Résumé de la décision
La Cour de cassation, première chambre civile, a cassé un arrêt de la cour d'appel de Rennes qui avait déclaré prescrite l'action en responsabilité de M. X... contre la société Terrena, après que son cheptel avait été abattu en raison d'une encéphalopathie spongiforme bovine. M. X... avait assigné la société le 21 décembre 2004, mais la cour d'appel, en se basant sur la directive n° 85/374/CEE, avait estimé que le délai de prescription de trois ans était écoulé au moment de l'assignation. La Cour de cassation a retenu qu’en raison de la mise en circulation du produit défectueux avant l’entrée en vigueur de la loi n° 98-389, le délai de prescription de droit commun de dix ans devait s’appliquer.
Arguments pertinents
1. Délai de prescription : La cour d'appel a jugé l'action de M. X... prescrite en retenant que le délai de prescription était de trois ans suivant la directive n° 85/374. Elle a estimé qu'il appartenait à M. X... d'agir dans ce délai à compter de sa connaissance du dommage, du défaut et de l'identité du fournisseur. Cependant, la Cour de cassation a souligné que le produit défectueux avait été mis en circulation avant l'entrée en vigueur de la loi de transposition, ce qui impose l'application d'un délai de prescription de dix ans selon les règles de droit commun.

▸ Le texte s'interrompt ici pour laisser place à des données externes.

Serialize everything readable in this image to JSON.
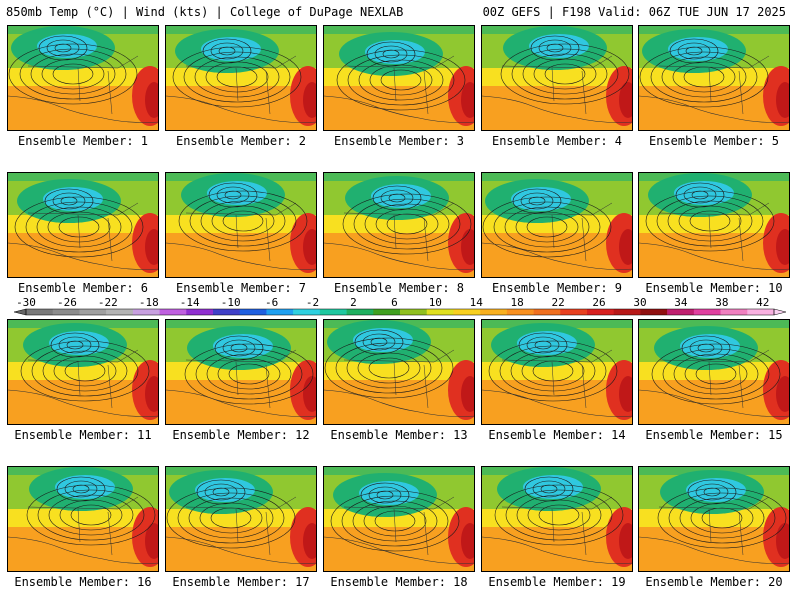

Citation pertinente : "l'action en responsabilité extracontractuelle dirigée contre le fabricant d'un produit défectueux mis en circulation avant la loi n° 98-389... se prescrit... par dix ans à compter de la manifestation du dommage."
2. Nature de la responsabilité : La cour d'appel avait accordé une importance excessive à la directive en concluant à sa non-applicabilité selon son interprétation contextuelle. En revanche, la Cour de cassation a réaffirmé que les circonstances de l'affaire devaient être traitées sous l'angle des dispositions nationales applicables à l'époque des faits, qui prévoient une prescription plus longue pour ces types de réclamations.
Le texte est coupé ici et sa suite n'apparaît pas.